Doch die Ankündigung blieb aus. In letzter Minute entschied Premierminister Benjamin Netanjahu, die Veröffentlichung der Pläne auf Eis zu legen, und zwar »mindestens« bis zum Ende des Besuches von US-Außenminister John Kerry, der am Neujahrsabend eintreffen sollte, zitiert die Zeitung HaAretz einen namentlich nicht genannten Regierungsmitarbeiter: »Es macht keinen Sinn, Kerry den Finger ins Auge zu stecken.«

Denn Kerry ist ohnehin schon sauer, wie amerikanische und israelische Medien berichten und auch einige Mitarbeiter des Außenministeriums bestätigen: Man sei von dem Beschluss eines israelischen Kabinettsausschusses, das Jordantal annektieren zu wollen, komplett überrascht worden. »Wir lehnen alle unilateralen Schritte der Verhandlungspartner ab«, sagt die Sprecherin des State Department, Jen Psaki: »Es ist offensichtlich, dass eine solche Annexion gegen internationales Recht verstoßen würde.« Zudem handelt es sich beim Jordantal nicht um irgendeinen Teil des Westjordanlandes, sondern um das Filetstück schlechthin: Es ist fruchtbar, trennt das nördliche Westjordanland vom Nachbarstaat Jordanien, verfügt über gute Straßenverbindungen.

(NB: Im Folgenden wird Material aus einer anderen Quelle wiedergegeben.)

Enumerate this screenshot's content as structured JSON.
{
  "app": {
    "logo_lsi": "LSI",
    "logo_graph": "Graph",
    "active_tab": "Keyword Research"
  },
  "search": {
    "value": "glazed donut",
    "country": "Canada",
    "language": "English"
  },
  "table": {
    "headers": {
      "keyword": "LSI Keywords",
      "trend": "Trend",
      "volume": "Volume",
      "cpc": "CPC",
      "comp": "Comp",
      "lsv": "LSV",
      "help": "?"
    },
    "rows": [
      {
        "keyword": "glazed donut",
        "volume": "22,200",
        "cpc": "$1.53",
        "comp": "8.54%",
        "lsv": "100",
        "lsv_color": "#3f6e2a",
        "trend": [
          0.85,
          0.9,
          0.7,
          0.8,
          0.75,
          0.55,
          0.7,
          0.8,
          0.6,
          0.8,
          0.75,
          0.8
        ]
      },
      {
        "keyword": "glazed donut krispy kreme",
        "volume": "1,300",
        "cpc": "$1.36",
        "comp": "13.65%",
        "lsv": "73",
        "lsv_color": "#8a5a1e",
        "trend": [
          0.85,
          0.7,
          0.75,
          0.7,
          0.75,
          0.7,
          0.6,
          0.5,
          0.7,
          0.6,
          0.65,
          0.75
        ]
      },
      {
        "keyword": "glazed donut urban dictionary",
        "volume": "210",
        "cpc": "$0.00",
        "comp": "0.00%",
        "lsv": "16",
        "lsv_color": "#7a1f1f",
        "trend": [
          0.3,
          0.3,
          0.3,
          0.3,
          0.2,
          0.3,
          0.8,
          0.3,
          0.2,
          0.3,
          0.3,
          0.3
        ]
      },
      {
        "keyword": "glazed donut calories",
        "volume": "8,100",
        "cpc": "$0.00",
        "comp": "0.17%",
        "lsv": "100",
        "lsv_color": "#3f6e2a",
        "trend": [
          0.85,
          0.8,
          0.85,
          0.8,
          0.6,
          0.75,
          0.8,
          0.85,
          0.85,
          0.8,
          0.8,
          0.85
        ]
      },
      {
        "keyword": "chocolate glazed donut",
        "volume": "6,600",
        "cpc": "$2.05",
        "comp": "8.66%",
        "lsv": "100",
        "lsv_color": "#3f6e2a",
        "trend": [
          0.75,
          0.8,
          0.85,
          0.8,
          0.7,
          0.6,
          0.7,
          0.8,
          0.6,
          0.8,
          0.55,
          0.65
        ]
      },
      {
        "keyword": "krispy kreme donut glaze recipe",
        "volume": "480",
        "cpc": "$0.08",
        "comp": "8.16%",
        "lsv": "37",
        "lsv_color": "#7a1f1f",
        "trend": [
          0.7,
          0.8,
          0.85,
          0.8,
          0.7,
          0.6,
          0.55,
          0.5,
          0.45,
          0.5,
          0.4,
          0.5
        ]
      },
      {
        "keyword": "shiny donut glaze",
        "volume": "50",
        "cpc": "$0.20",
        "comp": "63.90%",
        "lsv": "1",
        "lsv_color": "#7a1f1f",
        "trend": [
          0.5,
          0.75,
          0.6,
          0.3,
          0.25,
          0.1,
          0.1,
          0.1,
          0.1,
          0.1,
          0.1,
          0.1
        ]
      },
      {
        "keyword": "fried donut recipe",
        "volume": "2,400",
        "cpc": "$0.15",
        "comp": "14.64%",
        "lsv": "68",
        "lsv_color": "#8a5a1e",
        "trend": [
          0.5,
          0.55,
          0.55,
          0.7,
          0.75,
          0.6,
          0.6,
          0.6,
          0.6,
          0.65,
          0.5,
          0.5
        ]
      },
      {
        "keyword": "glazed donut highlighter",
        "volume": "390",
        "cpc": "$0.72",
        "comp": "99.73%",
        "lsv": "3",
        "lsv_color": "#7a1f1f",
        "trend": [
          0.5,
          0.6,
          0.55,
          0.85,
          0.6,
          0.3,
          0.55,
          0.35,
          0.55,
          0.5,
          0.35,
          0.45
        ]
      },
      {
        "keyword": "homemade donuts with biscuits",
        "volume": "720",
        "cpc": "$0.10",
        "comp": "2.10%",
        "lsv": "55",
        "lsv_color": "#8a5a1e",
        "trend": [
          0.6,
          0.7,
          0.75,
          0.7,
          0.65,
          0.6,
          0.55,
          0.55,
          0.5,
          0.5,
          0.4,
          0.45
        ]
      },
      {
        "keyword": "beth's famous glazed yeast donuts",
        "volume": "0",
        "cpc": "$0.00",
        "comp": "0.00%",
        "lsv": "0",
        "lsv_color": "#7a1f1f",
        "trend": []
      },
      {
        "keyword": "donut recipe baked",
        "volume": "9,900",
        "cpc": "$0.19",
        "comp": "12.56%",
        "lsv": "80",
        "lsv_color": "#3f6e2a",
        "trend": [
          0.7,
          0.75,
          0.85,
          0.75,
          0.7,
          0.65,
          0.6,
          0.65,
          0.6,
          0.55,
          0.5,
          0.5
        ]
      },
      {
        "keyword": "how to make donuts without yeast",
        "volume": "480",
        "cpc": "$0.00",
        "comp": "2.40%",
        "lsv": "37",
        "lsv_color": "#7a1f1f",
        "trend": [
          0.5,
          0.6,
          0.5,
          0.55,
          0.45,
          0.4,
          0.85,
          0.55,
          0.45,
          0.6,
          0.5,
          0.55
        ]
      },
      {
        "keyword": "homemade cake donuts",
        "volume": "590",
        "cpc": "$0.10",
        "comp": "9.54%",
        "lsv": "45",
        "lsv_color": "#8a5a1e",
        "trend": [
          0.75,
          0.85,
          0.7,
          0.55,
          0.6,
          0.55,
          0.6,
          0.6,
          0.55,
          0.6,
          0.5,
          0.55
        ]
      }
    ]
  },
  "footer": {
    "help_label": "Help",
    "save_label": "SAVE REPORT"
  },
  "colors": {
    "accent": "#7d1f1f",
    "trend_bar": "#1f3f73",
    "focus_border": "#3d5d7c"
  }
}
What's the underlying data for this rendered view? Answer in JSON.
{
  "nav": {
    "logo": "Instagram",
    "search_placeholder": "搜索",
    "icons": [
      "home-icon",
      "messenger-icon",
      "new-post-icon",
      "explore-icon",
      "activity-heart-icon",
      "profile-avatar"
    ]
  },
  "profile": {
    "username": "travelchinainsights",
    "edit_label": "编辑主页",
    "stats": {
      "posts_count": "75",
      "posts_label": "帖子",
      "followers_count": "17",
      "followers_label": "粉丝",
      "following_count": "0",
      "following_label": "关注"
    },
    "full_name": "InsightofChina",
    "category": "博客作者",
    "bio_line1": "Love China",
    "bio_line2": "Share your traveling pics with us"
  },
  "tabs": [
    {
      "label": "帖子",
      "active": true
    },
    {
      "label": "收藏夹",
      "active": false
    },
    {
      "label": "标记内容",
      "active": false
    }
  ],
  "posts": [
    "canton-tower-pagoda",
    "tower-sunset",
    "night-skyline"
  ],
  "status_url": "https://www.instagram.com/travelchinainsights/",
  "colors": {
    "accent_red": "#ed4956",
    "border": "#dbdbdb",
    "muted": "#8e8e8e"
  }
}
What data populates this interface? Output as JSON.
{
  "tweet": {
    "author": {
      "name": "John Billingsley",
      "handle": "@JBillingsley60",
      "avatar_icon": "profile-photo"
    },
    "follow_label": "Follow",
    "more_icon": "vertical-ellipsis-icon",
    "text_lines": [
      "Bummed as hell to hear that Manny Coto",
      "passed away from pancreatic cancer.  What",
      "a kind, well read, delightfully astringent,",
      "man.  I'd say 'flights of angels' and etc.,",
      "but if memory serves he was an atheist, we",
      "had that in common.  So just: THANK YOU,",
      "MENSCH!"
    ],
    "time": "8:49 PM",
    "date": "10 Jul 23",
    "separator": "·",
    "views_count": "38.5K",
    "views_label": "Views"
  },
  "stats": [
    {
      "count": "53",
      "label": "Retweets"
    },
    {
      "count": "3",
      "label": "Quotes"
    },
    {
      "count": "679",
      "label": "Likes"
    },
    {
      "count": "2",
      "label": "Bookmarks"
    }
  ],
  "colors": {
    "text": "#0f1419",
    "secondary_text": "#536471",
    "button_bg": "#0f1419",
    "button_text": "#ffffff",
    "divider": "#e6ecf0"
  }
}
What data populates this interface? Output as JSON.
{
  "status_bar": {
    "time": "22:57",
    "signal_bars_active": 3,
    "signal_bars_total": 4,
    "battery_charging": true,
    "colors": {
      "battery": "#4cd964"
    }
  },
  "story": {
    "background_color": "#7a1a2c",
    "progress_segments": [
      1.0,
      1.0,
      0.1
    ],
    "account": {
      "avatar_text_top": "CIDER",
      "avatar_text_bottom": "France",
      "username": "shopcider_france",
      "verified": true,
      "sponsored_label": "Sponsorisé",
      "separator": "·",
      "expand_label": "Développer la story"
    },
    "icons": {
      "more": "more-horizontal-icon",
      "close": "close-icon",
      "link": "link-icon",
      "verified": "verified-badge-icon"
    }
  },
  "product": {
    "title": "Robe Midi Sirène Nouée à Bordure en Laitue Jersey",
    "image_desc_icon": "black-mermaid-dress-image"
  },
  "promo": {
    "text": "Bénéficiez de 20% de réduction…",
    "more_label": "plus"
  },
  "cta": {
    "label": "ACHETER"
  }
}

Während man überall in den besetzten Gebieten noch die Rückkehr der 26 Palästinenser feierte, die nach zwischen 19 und 23 Jahren Haft in israelischen Gefängnissen frei gelassen worden waren, stellte die palästinensische Führung klar, dass jede ernsthafte Erwägung dieser Option zum Abbruch der Verhandlungen führen werde: »Es steht außer Diskussion, dass das Jordantal Teil des palästinensischen Staatsgebietes sein wird«, sagte Präsident Mahmud Abbas in einer Rede zum 49. Jahrestag der Gründung seiner Fatah-Fraktion; kurz darauf traf sich das palästinensische Kabinett zu einer symbolischen Sitzung in einem Dorf im Jordantal. Sollte Israels Regierung nicht umgehend davon abrücken, werde man sich an internationale Organisationen wenden und um eine scharfe Reaktion bitten. Mitarbeiter Kerrys sagen dazu, dass Washington die Palästinenser wohl nicht davon abhalten würde, wenn sie das täten.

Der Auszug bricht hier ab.